But as Kenny has promised, the best is yet to come. On the second floor we pop into a treasure-filled attic from our childhood imaginations. There are layers upon layers of odd collectibles and yellowed news clippings. On a joist over our heads is a five-foot-long bill of a prize swordfish. Of course! Next to that, on the adjoining joist and getting equal billing, is a tenor saxophone. A sextant is cheek by jowl with a disco ball. It’s like that throughout, in part due to the tenant, a marine salvage operator and colorful harbor mainstay named Billy Lee. He’s not here today to explain the ceramic toucan or the cubist painting reprint or the saxophone, but no matter.
Kenny is overdue back at his bustling shop, but he’s happily losing himself in the buoys and belongings of fishermen he’s known, and vintage paintings, woodcuts, and photographs of the building we’re in. “It’s too bad, these are getting ruined—I hate it!” he says, alarmed at their dissolving condition. “But you don’t want to take them out of their spots.” It feels like a sacred space, as if we’re on an archaeological site, which we kind of are. There’s a ship’s bell and a tidy cast-iron stove. For a long time we hover over a small mounted photo: The handsome young fisherman on the right was a classmate of ours who died soon after the picture was taken.

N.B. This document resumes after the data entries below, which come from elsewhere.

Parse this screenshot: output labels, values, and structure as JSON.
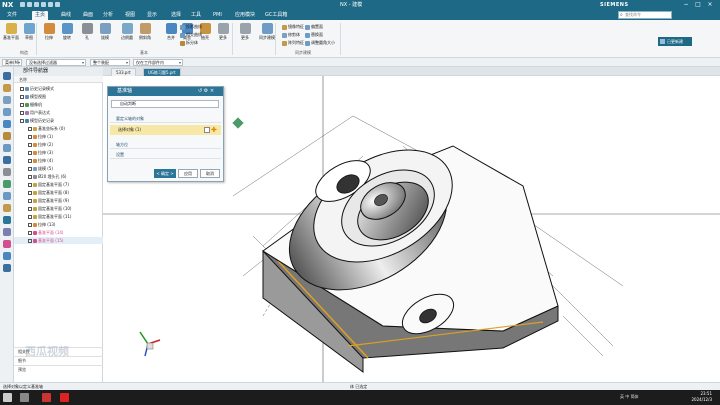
{
  "titlebar": {
    "logo": "NX",
    "title": "NX - 建模",
    "brand": "SIEMENS"
  },
  "menu_tabs": [
    "文件",
    "主页",
    "曲线",
    "曲面",
    "分析",
    "视图",
    "显示",
    "选择",
    "工具",
    "PMI",
    "应用模块",
    "GC工具箱"
  ],
  "search": {
    "placeholder": "查找命令"
  },
  "ribbon": {
    "buttons": [
      {
        "label": "基准平面",
        "color": "#d9b14a"
      },
      {
        "label": "草图",
        "color": "#6fa4cf"
      },
      {
        "label": "拉伸",
        "color": "#d48a3c"
      },
      {
        "label": "旋转",
        "color": "#5b95c8"
      },
      {
        "label": "孔",
        "color": "#8a8f96"
      },
      {
        "label": "拔模",
        "color": "#7a9fc0"
      },
      {
        "label": "边倒圆",
        "color": "#7aa8c8"
      },
      {
        "label": "倒斜角",
        "color": "#c29a6a"
      },
      {
        "label": "合并",
        "color": "#4a86c2"
      },
      {
        "label": "减去",
        "color": "#4a86c2"
      },
      {
        "label": "抽壳",
        "color": "#c9923e"
      },
      {
        "label": "更多",
        "color": "#9aa3ab"
      },
      {
        "label": "更多",
        "color": "#9aa3ab"
      },
      {
        "label": "同步建模",
        "color": "#6e9cc4"
      }
    ],
    "small_items": [
      "投影曲线",
      "相交曲线",
      "拆分体",
      "镜像特征",
      "修剪体",
      "阵列特征",
      "偏置面",
      "替换面",
      "调整圆角大小"
    ],
    "groups": [
      "构造",
      "基本",
      "同步建模"
    ],
    "pin_label": "已更新建"
  },
  "cmdbar": {
    "menu_label": "菜单(M)",
    "filter": "没有选择过滤器",
    "assembly": "整个装配",
    "view": "仅在工作部件内"
  },
  "navigator": {
    "title": "部件导航器",
    "column": "名称",
    "rows": [
      {
        "text": "历史记录模式",
        "icon": "#6b8fb0",
        "indent": 0
      },
      {
        "text": "模型视图",
        "icon": "#6b8fb0",
        "indent": 0
      },
      {
        "text": "摄像机",
        "icon": "#4a9a4a",
        "indent": 0
      },
      {
        "text": "用户表达式",
        "icon": "#9a7ab0",
        "indent": 0
      },
      {
        "text": "模型历史记录",
        "icon": "#4a7fb0",
        "indent": 0
      },
      {
        "text": "基准坐标系 (0)",
        "icon": "#c4a23c",
        "indent": 1
      },
      {
        "text": "拉伸 (1)",
        "icon": "#d48a3c",
        "indent": 1
      },
      {
        "text": "拉伸 (2)",
        "icon": "#d48a3c",
        "indent": 1
      },
      {
        "text": "拉伸 (3)",
        "icon": "#d48a3c",
        "indent": 1
      },
      {
        "text": "拉伸 (4)",
        "icon": "#d48a3c",
        "indent": 1
      },
      {
        "text": "拔模 (5)",
        "icon": "#7a9fc0",
        "indent": 1
      },
      {
        "text": "Ø20 埋头孔 (6)",
        "icon": "#8a8f96",
        "indent": 1
      },
      {
        "text": "固定基准平面 (7)",
        "icon": "#c4a23c",
        "indent": 1
      },
      {
        "text": "固定基准平面 (8)",
        "icon": "#c4a23c",
        "indent": 1
      },
      {
        "text": "固定基准平面 (9)",
        "icon": "#c4a23c",
        "indent": 1
      },
      {
        "text": "固定基准平面 (10)",
        "icon": "#c4a23c",
        "indent": 1
      },
      {
        "text": "固定基准平面 (11)",
        "icon": "#c4a23c",
        "indent": 1
      },
      {
        "text": "拉伸 (13)",
        "icon": "#d48a3c",
        "indent": 1
      },
      {
        "text": "基准平面 (14)",
        "icon": "#d05090",
        "indent": 1,
        "pink": true
      },
      {
        "text": "基准平面 (15)",
        "icon": "#d05090",
        "indent": 1,
        "pink": true
      }
    ],
    "sections": [
      "相关性",
      "细节",
      "预览"
    ]
  },
  "file_tabs": [
    "533.prt",
    "UG练习题5.prt"
  ],
  "dialog": {
    "title": "基准轴",
    "type_value": "自动判断",
    "section_objects": "要定义轴的对象",
    "select_object": "选择对象 (1)",
    "section_direction": "轴方位",
    "section_settings": "设置",
    "btn_ok": "< 确定 >",
    "btn_apply": "应用",
    "btn_cancel": "取消"
  },
  "statusbar": {
    "left": "选择对象以定义基准轴",
    "center": "体 已选定"
  },
  "taskbar": {
    "tray": "英 中",
    "lang": "简体",
    "time": "23:51",
    "date": "2024/12/3"
  },
  "watermark": "西瓜视频"
}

The building teems with stories. Our stories. When we get back outside, I ask Kenny if he owns a painting of the Motif. Kenny has a robust art collection, one that’s so large he’s not sure of everything he’s got, but nothing immediately comes to mind. He professes no special sentimentality about the building in his backyard. What about a salvaged piece of wood from the original Motif? Did he get himself a keepsake? “Oh, I think I do have one of those,” he says. “Oh, sure.”